Property from a Private Collection
Belshazzar's Feast
Estimate
35,000 - 45,000 GBP
Lot Details
Description
Property from a Private Collection
Frederick van Valckenborch
Antwerp 1566–1623 Nuremberg
Belshazzar's Feast
inscribed upper centre: MANE THECEL, / PHARES!
signed and dated lower centre: 1596 / FRE:VAN:VA: / LKENBORCH.
oil on canvas
unframed: 140.2 x 273.6 cm.; 55¼ x 107¾ in.
framed: 152 x 285.2 cm.; 59⅞ x 112¼ in.
Acquired in Vienna circa 1900;
Thence by descent for two generations;
Until anonymously sold ('Property from a Private Collection'), London, Sotheby's, 7July 2011, lot 159, for £73,250;
Where acquired by the present owner.
The account of Belshazzar's Feast, Book of Daniel, chapter 5, narrates the events leading up to the fall of Babylonian power, as the city fell to the Medes and Persians in 539 B.C. King Belshazzar, the successor of Nebuchadnezzar, hosted a lavish banquet for thousands of nobles in Bablyon. During the feast, he ordered for the gold and silver vessels, which had been seized from Jerusalem by Nebuchadnezzar, to be brought in and filled with wine, thus mocking the God of Israel. Suddenly, a mysterious hand appeared and wrote a message on the wall of the royal palace, as can be observed in the present painting, upper centre: MANE THECEL, / PHARES! (God has numbered the days of your reign and brought it to an end; You have been weighed [...] and found wanting; Your kingdom is divided and given to the Medes and Persians). That very night, Belshazzar was slain and Darius the Mede took over the kingdom.

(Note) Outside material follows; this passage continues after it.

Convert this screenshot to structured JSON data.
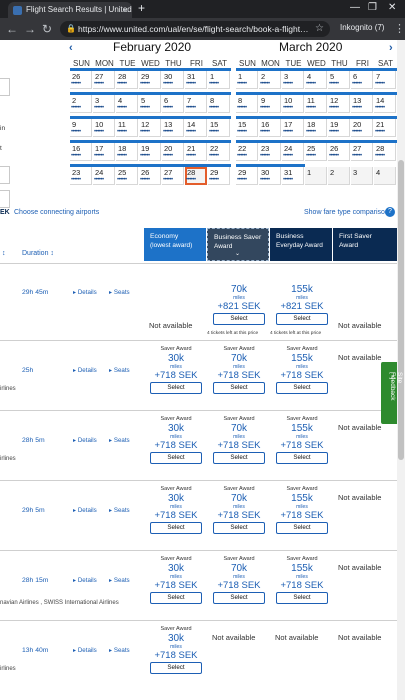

Another treatment of the subject, which has traditionally been attributed to Valckenborch, is today in the Kunsthistorisches Museum, Vienna.1 Both works are marked by strong diagonals and a steep recession towards the background. As is typical of Valckenborch's work, the foregrounds are busy and the figures are marked by a late-Mannerist attention to form.